What is the edible water rat called? - briefly
The edible water rat is the nutria (Myocastor coypus), also called the coypu. It is a large, semi‑aquatic rodent cultivated for its meat in several countries.
What is the edible water rat called? - in detail
The species most frequently identified as the edible water rat is the golden water rat, Hydromys chrysogaster. It inhabits lowland rivers, swamps and mangrove forests of northern Australia and southern New Guinea. Its body length ranges from 20 to 30 cm, with a tail of similar length, and it weighs 300–600 g. The animal possesses dense, water‑repellent fur, webbed hind feet and a flattened skull adapted for an aquatic lifestyle.
Human consumption of Hydromys chrysogaster is documented among Indigenous groups in Arnhem Land and coastal communities of New Guinea.

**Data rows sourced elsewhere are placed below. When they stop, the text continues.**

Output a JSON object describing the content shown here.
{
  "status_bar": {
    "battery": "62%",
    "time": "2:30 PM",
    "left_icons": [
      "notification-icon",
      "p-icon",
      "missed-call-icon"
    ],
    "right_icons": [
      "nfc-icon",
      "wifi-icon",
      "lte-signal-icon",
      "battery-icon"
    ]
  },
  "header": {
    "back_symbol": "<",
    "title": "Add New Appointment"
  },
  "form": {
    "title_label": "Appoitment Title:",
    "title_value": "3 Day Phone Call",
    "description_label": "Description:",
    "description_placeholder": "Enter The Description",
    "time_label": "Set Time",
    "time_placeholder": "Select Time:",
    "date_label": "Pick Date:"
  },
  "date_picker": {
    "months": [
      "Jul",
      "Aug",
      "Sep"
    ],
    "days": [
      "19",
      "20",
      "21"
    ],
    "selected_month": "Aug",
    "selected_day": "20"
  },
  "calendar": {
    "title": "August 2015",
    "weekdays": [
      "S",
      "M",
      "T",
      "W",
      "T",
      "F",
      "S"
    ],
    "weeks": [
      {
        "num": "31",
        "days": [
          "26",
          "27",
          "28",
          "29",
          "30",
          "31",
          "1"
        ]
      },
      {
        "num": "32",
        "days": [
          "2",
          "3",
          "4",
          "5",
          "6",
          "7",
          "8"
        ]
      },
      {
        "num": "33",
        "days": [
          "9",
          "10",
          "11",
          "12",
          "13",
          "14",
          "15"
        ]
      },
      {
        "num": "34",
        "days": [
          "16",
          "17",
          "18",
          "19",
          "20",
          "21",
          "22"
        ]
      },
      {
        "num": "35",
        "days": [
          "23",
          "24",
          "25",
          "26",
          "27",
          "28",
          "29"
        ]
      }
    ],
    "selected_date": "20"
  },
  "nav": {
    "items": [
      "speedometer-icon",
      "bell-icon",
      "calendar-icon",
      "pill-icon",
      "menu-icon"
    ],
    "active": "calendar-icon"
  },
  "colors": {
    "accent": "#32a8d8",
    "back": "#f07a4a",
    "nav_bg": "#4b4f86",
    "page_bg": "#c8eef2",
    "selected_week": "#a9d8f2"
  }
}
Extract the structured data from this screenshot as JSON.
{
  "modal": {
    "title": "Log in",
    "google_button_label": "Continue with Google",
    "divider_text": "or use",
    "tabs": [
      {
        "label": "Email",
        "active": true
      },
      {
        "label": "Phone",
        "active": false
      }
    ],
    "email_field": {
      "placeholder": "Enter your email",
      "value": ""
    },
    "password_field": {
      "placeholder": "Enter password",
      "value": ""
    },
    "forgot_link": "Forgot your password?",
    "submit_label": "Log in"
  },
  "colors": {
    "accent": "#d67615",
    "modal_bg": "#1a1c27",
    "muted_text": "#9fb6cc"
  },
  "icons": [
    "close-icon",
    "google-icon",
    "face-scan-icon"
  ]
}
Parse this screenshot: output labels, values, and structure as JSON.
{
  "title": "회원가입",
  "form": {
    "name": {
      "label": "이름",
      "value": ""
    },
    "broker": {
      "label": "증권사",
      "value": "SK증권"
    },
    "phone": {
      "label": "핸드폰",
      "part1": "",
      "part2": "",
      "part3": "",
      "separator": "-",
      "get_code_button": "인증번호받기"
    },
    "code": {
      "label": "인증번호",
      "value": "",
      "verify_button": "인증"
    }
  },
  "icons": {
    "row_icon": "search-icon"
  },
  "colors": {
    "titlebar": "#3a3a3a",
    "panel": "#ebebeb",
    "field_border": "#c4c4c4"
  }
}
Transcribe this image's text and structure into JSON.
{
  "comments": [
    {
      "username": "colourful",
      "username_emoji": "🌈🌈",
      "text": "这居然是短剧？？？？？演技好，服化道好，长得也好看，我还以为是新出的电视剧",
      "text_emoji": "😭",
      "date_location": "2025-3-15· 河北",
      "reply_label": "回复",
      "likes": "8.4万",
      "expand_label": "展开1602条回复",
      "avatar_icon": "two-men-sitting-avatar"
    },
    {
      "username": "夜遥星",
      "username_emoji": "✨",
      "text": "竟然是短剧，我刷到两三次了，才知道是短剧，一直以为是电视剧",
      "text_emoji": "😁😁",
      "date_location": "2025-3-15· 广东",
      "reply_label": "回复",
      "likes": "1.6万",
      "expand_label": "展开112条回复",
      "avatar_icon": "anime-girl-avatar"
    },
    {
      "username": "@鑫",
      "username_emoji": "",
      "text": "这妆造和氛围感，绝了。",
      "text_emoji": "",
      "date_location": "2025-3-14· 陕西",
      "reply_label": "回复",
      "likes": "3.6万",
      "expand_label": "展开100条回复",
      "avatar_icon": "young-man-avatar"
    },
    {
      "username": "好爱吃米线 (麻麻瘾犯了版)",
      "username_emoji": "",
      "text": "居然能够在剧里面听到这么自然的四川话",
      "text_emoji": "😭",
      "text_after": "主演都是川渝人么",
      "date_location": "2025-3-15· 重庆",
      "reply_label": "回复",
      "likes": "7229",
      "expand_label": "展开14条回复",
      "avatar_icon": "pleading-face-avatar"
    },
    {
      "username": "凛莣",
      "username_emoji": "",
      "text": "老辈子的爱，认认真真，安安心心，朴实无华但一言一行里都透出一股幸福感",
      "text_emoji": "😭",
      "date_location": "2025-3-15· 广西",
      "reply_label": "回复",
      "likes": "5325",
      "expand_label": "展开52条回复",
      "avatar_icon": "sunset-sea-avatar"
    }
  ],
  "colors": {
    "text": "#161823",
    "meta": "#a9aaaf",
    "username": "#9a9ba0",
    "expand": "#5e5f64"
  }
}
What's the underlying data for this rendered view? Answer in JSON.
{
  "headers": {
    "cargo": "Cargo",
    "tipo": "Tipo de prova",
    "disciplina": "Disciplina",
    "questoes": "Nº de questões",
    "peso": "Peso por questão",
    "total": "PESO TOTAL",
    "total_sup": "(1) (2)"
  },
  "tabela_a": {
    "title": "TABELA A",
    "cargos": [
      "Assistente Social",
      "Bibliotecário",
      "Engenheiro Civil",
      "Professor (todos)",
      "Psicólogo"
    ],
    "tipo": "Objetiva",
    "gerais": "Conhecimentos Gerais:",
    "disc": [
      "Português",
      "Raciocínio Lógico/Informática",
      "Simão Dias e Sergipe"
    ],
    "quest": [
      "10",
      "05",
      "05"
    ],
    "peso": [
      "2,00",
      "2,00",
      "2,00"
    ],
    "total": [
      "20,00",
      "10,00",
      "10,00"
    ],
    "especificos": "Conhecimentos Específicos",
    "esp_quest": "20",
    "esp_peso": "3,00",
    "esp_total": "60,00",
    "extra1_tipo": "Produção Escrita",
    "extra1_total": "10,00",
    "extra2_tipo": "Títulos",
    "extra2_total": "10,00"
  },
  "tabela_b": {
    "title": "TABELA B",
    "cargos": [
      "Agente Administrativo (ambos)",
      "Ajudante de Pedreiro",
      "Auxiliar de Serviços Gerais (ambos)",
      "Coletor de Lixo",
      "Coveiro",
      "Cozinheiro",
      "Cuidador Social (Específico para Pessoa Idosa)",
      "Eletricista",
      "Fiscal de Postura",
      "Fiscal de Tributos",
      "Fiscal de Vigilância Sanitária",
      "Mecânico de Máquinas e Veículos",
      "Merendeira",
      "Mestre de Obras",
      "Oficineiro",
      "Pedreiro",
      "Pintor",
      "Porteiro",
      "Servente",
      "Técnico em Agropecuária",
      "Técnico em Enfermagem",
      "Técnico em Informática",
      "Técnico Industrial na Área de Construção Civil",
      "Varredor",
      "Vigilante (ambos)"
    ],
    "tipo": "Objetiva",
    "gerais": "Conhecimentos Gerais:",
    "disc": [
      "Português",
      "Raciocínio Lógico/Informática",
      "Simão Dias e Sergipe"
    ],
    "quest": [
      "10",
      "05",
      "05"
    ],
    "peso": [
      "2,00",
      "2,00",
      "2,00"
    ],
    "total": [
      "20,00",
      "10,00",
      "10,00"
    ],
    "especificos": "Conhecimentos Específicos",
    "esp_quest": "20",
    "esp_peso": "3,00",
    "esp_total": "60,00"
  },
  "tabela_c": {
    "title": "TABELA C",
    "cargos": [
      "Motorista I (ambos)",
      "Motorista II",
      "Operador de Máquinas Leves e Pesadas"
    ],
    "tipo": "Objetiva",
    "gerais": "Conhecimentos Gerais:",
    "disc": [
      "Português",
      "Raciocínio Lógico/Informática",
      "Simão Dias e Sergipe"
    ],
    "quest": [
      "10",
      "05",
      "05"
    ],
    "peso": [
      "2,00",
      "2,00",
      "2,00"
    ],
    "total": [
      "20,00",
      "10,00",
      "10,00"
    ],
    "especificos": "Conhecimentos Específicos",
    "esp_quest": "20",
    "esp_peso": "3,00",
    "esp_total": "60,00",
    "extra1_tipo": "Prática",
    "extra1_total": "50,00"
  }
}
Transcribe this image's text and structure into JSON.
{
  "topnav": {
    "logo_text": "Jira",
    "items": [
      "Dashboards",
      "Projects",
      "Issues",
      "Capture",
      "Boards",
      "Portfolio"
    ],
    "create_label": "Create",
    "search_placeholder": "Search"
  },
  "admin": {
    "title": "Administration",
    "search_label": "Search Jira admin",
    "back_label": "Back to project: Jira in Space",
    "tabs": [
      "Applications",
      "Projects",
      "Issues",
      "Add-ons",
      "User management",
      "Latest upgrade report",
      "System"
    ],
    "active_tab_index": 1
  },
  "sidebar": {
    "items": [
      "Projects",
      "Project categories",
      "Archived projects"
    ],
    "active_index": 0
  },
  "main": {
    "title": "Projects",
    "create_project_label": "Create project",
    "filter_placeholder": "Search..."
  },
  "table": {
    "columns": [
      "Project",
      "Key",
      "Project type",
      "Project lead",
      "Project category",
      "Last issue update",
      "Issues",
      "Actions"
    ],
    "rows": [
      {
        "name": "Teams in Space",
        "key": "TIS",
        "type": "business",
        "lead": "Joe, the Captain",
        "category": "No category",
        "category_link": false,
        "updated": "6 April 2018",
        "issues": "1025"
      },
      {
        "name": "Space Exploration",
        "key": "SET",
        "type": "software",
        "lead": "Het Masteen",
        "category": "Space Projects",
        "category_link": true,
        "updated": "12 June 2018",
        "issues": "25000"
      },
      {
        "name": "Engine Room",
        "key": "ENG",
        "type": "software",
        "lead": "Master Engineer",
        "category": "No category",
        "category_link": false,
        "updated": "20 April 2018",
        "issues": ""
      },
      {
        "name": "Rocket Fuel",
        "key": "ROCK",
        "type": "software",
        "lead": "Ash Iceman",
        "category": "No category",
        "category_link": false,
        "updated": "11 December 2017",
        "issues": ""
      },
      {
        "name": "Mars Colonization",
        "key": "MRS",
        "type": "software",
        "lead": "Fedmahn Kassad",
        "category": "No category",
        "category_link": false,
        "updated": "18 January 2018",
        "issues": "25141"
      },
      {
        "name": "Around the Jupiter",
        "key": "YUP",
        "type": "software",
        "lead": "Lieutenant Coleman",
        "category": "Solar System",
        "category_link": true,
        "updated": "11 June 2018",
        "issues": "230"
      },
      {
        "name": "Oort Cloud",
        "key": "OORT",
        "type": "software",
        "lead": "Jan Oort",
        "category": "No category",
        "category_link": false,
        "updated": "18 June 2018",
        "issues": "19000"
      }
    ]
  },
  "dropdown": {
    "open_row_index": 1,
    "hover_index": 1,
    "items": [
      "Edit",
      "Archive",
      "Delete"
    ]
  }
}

The meat is harvested by trapping or night‑time netting, then boiled, roasted or smoked. Nutritional analyses indicate a protein content of about 20 % of fresh weight, with appreciable levels of omega‑3 fatty acids, iron and vitamin B12.
Key biological traits relevant to its use as food:
- Habitat: Freshwater streams, floodplains, coastal lagoons; prefers dense vegetation for cover.
- Diet: Primarily aquatic invertebrates, small fish, amphibians; occasional plant matter.
- Reproduction: Breeding peaks in the wet season; litters of 2–4 young after a gestation of 30 days.
- Population status: Classified as Least Concern by the IUCN, though local depletion occurs where hunting pressure is high.
Management recommendations for sustainable harvest:
- Limit capture to no more than 10 % of the estimated local population per season.
- Employ selective trapping methods to avoid by‑catch of non‑target species.
- Monitor population trends through annual surveys of riverine habitats.
These details clarify the common name, scientific classification, ecological role and culinary relevance of the edible water rat.